厚紙に、切り取った"書"が貼り付けてありるのは、アラフィフ世代には写真アルバムをイメージすると分かりやすいです(^o^)
昔は、家族写真なんかは厚紙のアルバムに貼り付けてましたよね。あれです。


・国宝 古今和歌集巻第十二残巻(本阿弥切本)

本阿弥光悦が、かつて所有していたことから"本阿弥切"と呼ばれています。
巻子形状の、古今和歌集の書写本です。3mほど全巻展示されているのですが、平安時代のものなのに、保存状態が非常に良いです(^o^)
料紙に夾竹桃がキラ刷りで表されていて、これが昨日今日作られたばかりのようにキレイに残ってます(^o^)
キラ刷りは、雲母(石英)を細かく砕き粉末状にしたものを膠で溶いて、それをインクにして刷ったものです。だから、夾竹桃の形にキラキラして見えます。ぜひ、現地で"料紙装飾の美"を確認してみてきださい。
小野小町の歌から始まっています。


・国宝 三十六人家集より
「躬恒集」(展示終了)「興風集」(展示終了)「素性集」(展示終了)
重之集

西本願寺が所有する国宝です。絵が無い歌だけの歌集ですが、料紙装飾が非常に豪華です。
○○集とあるのは、歌仙の名前で、歌仙ごとに冊子の形でまとめられています。会期中に頻繁に展示替えがされていて、現在は「重之集」です。(正確にいうと、画像は現在展示中のものと頁が異なります)

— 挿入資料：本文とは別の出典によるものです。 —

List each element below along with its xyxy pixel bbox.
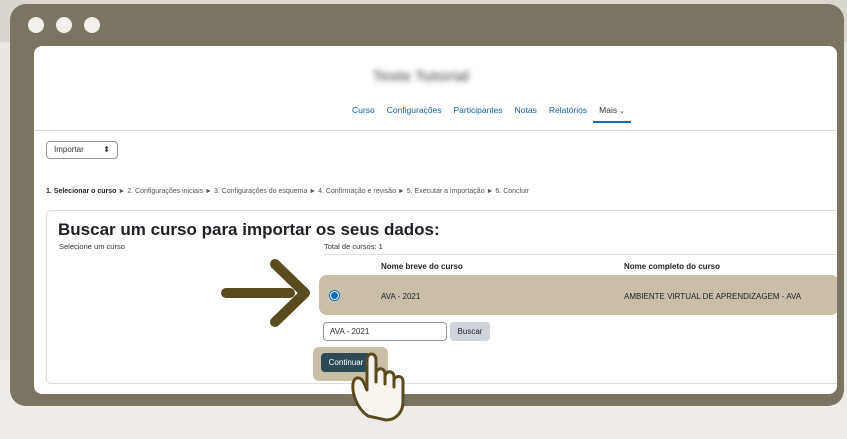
annotation-overlay <box>221 259 405 422</box>
hand-pointer-icon <box>351 352 405 422</box>
arrow-right-icon <box>221 259 310 327</box>
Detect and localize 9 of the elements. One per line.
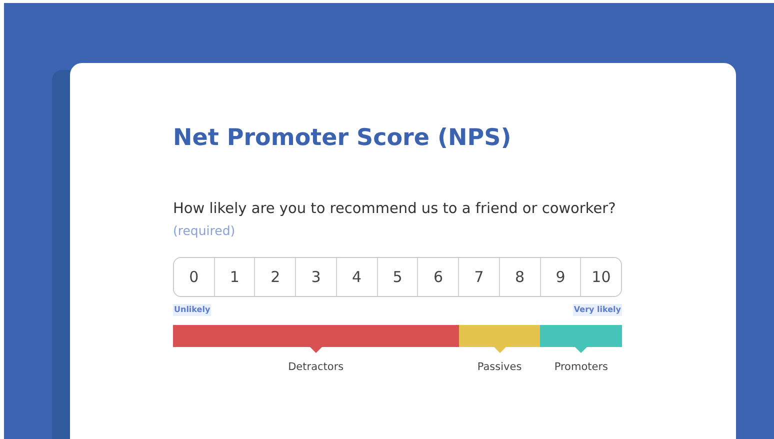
scale-high-label: Very likely [572,304,622,316]
segment-label: Passives [477,360,522,376]
scale-low-label: Unlikely [173,304,212,316]
question-text: How likely are you to recommend us to a friend or coworker? [173,200,617,219]
required-note: (required) [173,222,236,240]
segment-label: Detractors [288,360,344,376]
score-option[interactable]: 0 [174,258,215,296]
survey-title: Net Promoter Score (NPS) [173,125,512,153]
segment-label: Promoters [554,360,608,376]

重之集」は"破り継ぎ"という手法で、色鮮やかに染められた複数の料紙を、一枚に仕立て上げ、さらにその上に銀箔・銀箔で飾りたてているという、非常に手が込んで豪華なものです(^o^)
こちらは、ゴージャスな"料紙装飾の美"を楽しめます。

橋本麻里さんのコラムでは、"外科手術"に例えて、うまく紹介されているので、こちらも参考にしてください(^_^)
(おそらく台風で来られなかった、西本願寺の日曜講座では、このお話をされる予定だったんでは?)

11/24(日)までの会期です(>_<)

紹介しておいて、明日までですってのも、申し訳ないなぁと思いますが……
手が遅くて、なかなかブログにあげられないもんで……スミマセン。